In many ways, this past television season was a complete waste of time. Crappy shows were made and then promptly canceled, mostly because the TV viewing audience realized they were crappy and would not support such nonsense. This is a good thing. Executives need to understand that unambitious or formulaic shows will not last (except for police procedurals; there will always be a spot for a new one of those).
Networks rolled out midseason replacements that were actually halfway decent, and while some were able to find an audience, others were not. Comedies continue to their hit or miss trend, and the ones that missed this year really missed.
So with a handful of finales having aired and with others about to, it's time to look at the television season that was, with the winners of the new shows.
Best New Comedy - Network
New Girl - To me, this is the only reasonable choice in this category. The networks were flooded with new comedies, but most of them didn't last past a couple of episodes because people realized they would rather watch nothing Duck Dynasty than some of these (with the exception of Whitney, which for whatever reason, is actually popular. It shouldn't be, it's terrible, and anyone who watches it should be in jail).
New Girl, however, managed to feel fresh and, well, new, every week. It was anchored by an excellent cast (notably Jake M. Johnson and Max Greenfield as roommates Nick and Schmidt respectively). Building momentum with outrageous scenarios and then topping it off with genuinely sweet moments, New Girl managed to evolve from just a vehicle for Zooey Deschanel (which is not a bad person to build a show off, but the other characters really helped this to become a must watch show).
Best New Comedy - Cable
Life's too Short - Cable didn't have a lot to offer in this regards this year, but Ricky Gervais and Stephen Merchant's newest mockumentary proved to be funny and witty, while maintaining the classic uncomfortable moments that make their productions different.
While not as good as Extras (and while being compared to it) or The Office, and perhaps featuring less Gervais than people are used to or would like, Life's too Short featured Warrick Davis in a fictionalized version of his life that made you feel bad for him while not quite falling in love with him because of his arrogant attitude. It's a blend of character that Gervais and Merchant have worked out well and perfected over the years of working together.
Best New Drama - Network
Person of Interest - A police procedural on the surface, but harboring all sorts of moral questions about government and privacy.

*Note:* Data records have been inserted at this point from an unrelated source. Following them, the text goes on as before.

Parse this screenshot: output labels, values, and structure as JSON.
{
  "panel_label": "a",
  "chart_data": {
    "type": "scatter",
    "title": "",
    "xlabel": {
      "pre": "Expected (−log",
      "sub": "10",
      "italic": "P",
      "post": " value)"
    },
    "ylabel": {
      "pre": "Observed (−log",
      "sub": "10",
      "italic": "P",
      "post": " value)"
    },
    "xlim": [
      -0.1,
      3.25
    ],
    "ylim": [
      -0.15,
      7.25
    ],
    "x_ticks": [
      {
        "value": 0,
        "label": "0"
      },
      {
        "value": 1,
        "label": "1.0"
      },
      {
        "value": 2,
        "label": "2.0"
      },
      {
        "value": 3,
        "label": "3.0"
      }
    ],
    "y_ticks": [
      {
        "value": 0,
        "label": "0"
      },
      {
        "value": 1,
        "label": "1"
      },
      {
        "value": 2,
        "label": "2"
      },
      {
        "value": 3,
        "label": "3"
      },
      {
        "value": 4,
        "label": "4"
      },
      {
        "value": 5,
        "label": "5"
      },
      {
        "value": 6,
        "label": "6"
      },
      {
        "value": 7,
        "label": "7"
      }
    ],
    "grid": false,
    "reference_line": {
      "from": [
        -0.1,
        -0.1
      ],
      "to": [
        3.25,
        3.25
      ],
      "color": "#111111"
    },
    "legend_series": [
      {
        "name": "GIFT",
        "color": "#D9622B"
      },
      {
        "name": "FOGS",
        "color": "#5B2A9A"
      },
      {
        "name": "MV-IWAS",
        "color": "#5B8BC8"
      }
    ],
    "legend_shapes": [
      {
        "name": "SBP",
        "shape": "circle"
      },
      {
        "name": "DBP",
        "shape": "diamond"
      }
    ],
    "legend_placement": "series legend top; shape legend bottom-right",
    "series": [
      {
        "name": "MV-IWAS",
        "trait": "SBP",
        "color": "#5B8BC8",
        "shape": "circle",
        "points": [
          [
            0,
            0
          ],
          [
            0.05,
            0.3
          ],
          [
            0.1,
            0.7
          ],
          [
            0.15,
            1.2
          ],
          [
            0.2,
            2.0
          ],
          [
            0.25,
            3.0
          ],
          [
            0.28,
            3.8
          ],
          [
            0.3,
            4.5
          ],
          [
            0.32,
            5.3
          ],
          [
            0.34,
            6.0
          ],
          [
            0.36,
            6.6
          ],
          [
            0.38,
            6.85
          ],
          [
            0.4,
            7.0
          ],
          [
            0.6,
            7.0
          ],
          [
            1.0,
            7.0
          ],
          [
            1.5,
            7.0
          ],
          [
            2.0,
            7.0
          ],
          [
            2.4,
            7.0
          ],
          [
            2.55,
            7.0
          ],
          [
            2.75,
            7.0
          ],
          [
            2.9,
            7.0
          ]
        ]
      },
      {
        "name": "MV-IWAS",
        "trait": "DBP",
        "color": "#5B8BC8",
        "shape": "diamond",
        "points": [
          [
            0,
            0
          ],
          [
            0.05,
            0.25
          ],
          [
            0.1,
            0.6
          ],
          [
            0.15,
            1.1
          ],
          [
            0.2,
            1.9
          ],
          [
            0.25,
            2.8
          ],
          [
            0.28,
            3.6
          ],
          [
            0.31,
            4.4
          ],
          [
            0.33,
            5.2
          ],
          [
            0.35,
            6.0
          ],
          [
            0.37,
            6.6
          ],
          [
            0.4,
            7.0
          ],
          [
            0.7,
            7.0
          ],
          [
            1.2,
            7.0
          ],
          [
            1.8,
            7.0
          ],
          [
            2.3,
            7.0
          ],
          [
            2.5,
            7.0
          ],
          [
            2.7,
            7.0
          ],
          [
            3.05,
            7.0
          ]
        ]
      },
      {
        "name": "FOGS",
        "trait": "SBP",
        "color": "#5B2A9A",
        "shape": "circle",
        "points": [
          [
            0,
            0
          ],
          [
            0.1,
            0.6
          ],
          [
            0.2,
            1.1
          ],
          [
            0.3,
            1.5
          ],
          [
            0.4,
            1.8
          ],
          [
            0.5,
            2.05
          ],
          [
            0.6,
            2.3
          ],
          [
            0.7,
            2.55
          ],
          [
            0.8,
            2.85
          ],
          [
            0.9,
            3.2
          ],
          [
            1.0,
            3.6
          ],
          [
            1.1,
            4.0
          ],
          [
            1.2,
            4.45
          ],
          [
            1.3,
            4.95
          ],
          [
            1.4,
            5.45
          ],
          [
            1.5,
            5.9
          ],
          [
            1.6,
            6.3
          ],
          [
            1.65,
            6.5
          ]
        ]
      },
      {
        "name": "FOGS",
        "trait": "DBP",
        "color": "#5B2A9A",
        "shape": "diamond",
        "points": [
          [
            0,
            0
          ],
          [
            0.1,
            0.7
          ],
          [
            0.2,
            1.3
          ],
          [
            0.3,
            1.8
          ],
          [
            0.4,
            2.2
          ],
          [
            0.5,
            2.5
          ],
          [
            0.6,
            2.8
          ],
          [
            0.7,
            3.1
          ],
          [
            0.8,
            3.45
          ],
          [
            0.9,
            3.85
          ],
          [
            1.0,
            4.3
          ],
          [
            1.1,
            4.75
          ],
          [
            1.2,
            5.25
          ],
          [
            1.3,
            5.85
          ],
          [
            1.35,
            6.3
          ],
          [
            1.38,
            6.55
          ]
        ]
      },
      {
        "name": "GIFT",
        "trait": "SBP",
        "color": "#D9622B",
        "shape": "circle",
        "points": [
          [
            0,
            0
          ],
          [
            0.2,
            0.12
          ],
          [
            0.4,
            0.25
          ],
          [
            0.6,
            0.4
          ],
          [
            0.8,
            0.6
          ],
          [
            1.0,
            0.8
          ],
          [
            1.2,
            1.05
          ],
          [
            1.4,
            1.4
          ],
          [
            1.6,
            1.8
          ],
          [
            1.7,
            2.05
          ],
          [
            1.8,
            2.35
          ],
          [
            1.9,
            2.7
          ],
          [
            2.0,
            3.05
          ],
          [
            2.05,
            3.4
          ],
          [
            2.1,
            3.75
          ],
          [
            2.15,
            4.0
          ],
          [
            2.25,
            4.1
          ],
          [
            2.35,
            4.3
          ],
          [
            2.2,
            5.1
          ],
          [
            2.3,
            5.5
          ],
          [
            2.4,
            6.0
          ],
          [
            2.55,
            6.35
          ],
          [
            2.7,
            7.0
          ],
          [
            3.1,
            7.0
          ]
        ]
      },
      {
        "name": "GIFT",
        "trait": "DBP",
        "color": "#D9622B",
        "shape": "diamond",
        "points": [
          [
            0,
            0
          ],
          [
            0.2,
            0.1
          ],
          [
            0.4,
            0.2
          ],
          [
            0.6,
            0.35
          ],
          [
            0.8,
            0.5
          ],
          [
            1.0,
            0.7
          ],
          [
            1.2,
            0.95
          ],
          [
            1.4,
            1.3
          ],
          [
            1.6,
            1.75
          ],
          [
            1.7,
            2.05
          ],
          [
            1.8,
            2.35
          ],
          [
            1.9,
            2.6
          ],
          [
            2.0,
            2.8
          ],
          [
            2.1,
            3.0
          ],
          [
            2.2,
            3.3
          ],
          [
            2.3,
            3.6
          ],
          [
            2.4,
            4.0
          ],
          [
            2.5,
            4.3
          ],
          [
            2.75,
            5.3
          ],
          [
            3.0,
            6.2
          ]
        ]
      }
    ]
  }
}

Plus anchored by two excellent leading actors in Michael Emerson and Jim Caviezel, Person of Interest was one of the few new shows to actually make it to a second season.
Spreading the narrative out throughout the entire season and mixing in a couple multi-episode arcs, it was easy to stay interested in this show. And if that weren't enough, there are the personal backstories of Finch and Reese to keep us interested, to find out why the machine was built and if it was a good and moral decision.
Best New Drama - Cable
Luck - With all due respect to Homeland, Luck was a more entertaining and engrossing tale of gambling and deceit. Originally given a second season, HBO pulled the plug on it after a third horse was killed in the filming of this series.
David Milch continues his command of intelligent programming and a creation of a world that is foreign to us. Focusing on the horse racing world and the people who inhabit the track, it was always difficult yet rewarding to focus on an episode. And although killed off prematurely, numerous stories were wrapped up in the season finale to make it worth your while.